The Learning Media crew were great to work with, especially Anita our project manager who kept this massive project on-track and Cara my fellow web editor who inputted a huge amount of raw content onto the website and then did the first round of formatting. It was also great to catch up with the DNA crew again, especially April and Charlene with whom I have worked before, both at DNA and Shift (it's a small world!).
This was my second Drupal site (the first being WellingtonNZ with Chrometoaster) - and to be honest I'm not wildly impressed with the CMS. I think the editing interface is somewhat non-intuitive for anyone who's not a programmer (Where's the site tree?

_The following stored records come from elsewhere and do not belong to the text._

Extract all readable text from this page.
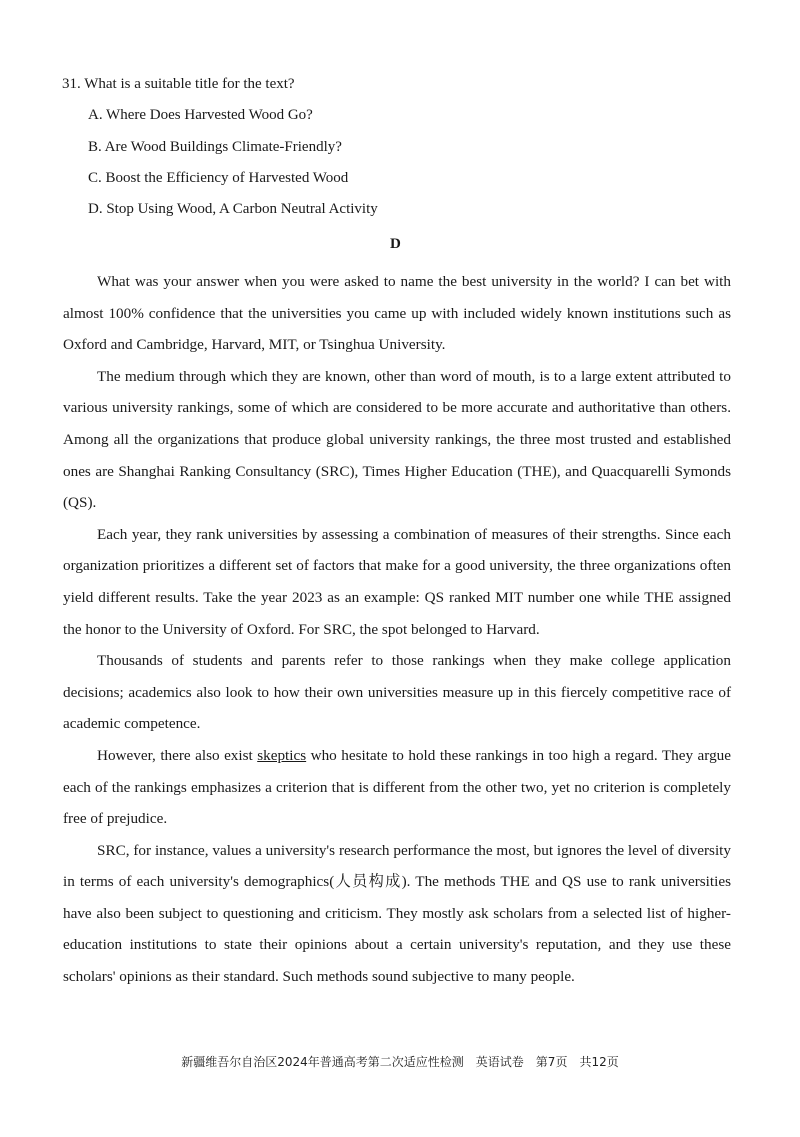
31. What is a suitable title for the text?
A. Where Does Harvested Wood Go?
B. Are Wood Buildings Climate-Friendly?
C. Boost the Efficiency of Harvested Wood
D. Stop Using Wood, A Carbon Neutral Activity
D

What was your answer when you were asked to name the best university in the world? I can bet with almost 100% confidence that the universities you came up with included widely known institutions such as Oxford and Cambridge, Harvard, MIT, or Tsinghua University.

The medium through which they are known, other than word of mouth, is to a large extent attributed to various university rankings, some of which are considered to be more accurate and authoritative than others. Among all the organizations that produce global university rankings, the three most trusted and established ones are Shanghai Ranking Consultancy (SRC), Times Higher Education (THE), and Quacquarelli Symonds (QS).

Each year, they rank universities by assessing a combination of measures of their strengths. Since each organization prioritizes a different set of factors that make for a good university, the three organizations often yield different results. Take the year 2023 as an example: QS ranked MIT number one while THE assigned the honor to the University of Oxford. For SRC, the spot belonged to Harvard.

Thousands of students and parents refer to those rankings when they make college application decisions; academics also look to how their own universities measure up in this fiercely competitive race of academic competence.

However, there also exist skeptics who hesitate to hold these rankings in too high a regard. They argue each of the rankings emphasizes a criterion that is different from the other two, yet no criterion is completely free of prejudice.

SRC, for instance, values a university's research performance the most, but ignores the level of diversity in terms of each university's demographics(人员构成). The methods THE and QS use to rank universities have also been subject to questioning and criticism. They mostly ask scholars from a selected list of higher-education institutions to state their opinions about a certain university's reputation, and they use these scholars' opinions as their standard. Such methods sound subjective to many people.

新疆维吾尔自治区2024年普通高考第二次适应性检测　英语试卷　第7页　共12页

Where'd my page go?); the integration produces an enormous amount of bloated HTML code due to Drupal 7's contextual editing facility; and the integration process seems to take quite a bit longer than some other CMSs I've worked with, such as SilverStripe.
Testing a website while it's still being integrated is not a great idea, as we discovered, because display elements can change on a daily basis, and something that looked fine yesterday can be (temporarily) broken today, and fixed again tomorrow.
DNA, Learning Media and Catalyst did a brilliant job with both the overall project and their various responsibilities within it, in what was a pretty full-on project at time - mainly due, I think, to the constraints of the CMS and the tight timeframe that required us to be inputting content, editing, formatting, testing and proof-reading while the integration process was still going on.
It was a fantastic end-product, and one of which the various teams can be proud. The Ministry of Health and their clients loved it, and their feedback was extremely positive.